Production Deployment Guide¶
FastPubSub applications are designed to be simple to run and scale. The fastpubsub run command uses Uvicorn under the hood and is production-capable when configured correctly.
Note
FastPubSub integrates its consumer lifecycle directly into the CLI. You must use fastpubsub run to start your application. Running with Gunicorn or the uvicorn CLI directly is not supported.
Deployment Concepts¶
Replication¶
Scale by running multiple instances of the same fastpubsub run command. All instances connect to the same Pub/Sub subscription, and Google Cloud automatically load-balances messages between them.
Statelessness¶
Design your consumers to be stateless.

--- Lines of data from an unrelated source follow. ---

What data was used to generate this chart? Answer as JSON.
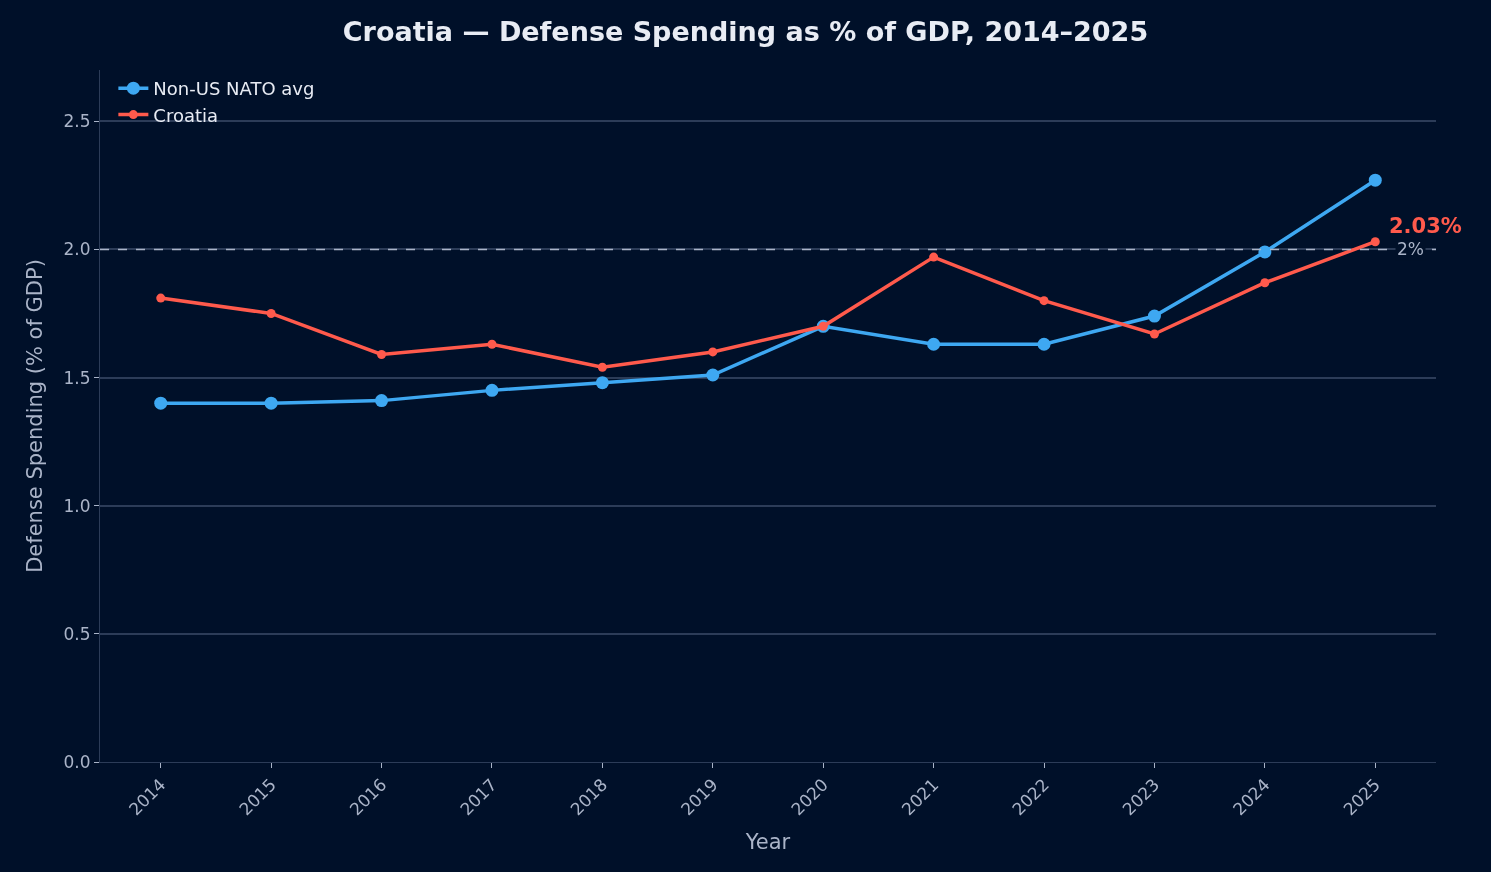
{
  "chart_data": {
    "type": "line",
    "title": "Croatia — Defense Spending as % of GDP, 2014–2025",
    "xlabel": "Year",
    "ylabel": "Defense Spending (% of GDP)",
    "categories": [
      "2014",
      "2015",
      "2016",
      "2017",
      "2018",
      "2019",
      "2020",
      "2021",
      "2022",
      "2023",
      "2024",
      "2025"
    ],
    "series": [
      {
        "name": "Non-US NATO avg",
        "color": "#3ea8f2",
        "values": [
          1.4,
          1.4,
          1.41,
          1.45,
          1.48,
          1.51,
          1.7,
          1.63,
          1.63,
          1.74,
          1.99,
          2.27
        ]
      },
      {
        "name": "Croatia",
        "color": "#ff5a4c",
        "values": [
          1.81,
          1.75,
          1.59,
          1.63,
          1.54,
          1.6,
          1.7,
          1.97,
          1.8,
          1.67,
          1.87,
          2.03
        ]
      }
    ],
    "ylim": [
      0,
      2.7
    ],
    "yticks": [
      {
        "value": 0,
        "label": "0.0"
      },
      0.5,
      {
        "value": 1,
        "label": "1.0"
      },
      1.5,
      {
        "value": 2,
        "label": "2.0"
      },
      2.5
    ],
    "ref_lines": [
      {
        "axis": "y",
        "value": 2,
        "label": "2%",
        "color": "#aab4c8",
        "line_style": "dashed"
      }
    ],
    "annotations": [
      {
        "text": "2.03%",
        "x": "2025",
        "y": 2.03
      }
    ],
    "grid": "y",
    "legend": "top left",
    "marker": "circle",
    "line_style": "solid"
  }
}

Message processing state should be managed by Pub/Sub (acknowledgments) or an external database. Stateless applications can be:
- Shut down, restarted, or moved without data loss.
- Automatically recovered by your orchestrator.
- Scaled based on demand.
Multiple Workers¶
When you use --workers N, the CLI starts one master process managing N worker processes. Each worker:
- Is a separate Python process with its own memory.
- Loads your entire application independently.
- Bypasses the Python GIL for true parallel CPU utilization.
Resource Scaling
Be careful when increasing the number of workers. If one worker uses 100MB RAM, 4 workers use ~400MB total.
Deployment Checklist¶
- Start with
fastpubsub run(CLI-only). - Set
GOOGLE_APPLICATION_CREDENTIALSorPUBSUB_EMULATOR_HOST. - Choose workers based on CPU and workload type.
- Configure health probes (
/consumers/alive,/consumers/ready). - Set
shutdown_timeoutandterminationGracePeriodSeconds.
Kubernetes Deployment¶
Strategy: 1 Worker per Pod¶
For container-based orchestration, use 1 worker per container and let Kubernetes handle scaling:
Scale by increasing replicas in your Deployment. This provides:
- Finer-grained scaling (one Pod at a time).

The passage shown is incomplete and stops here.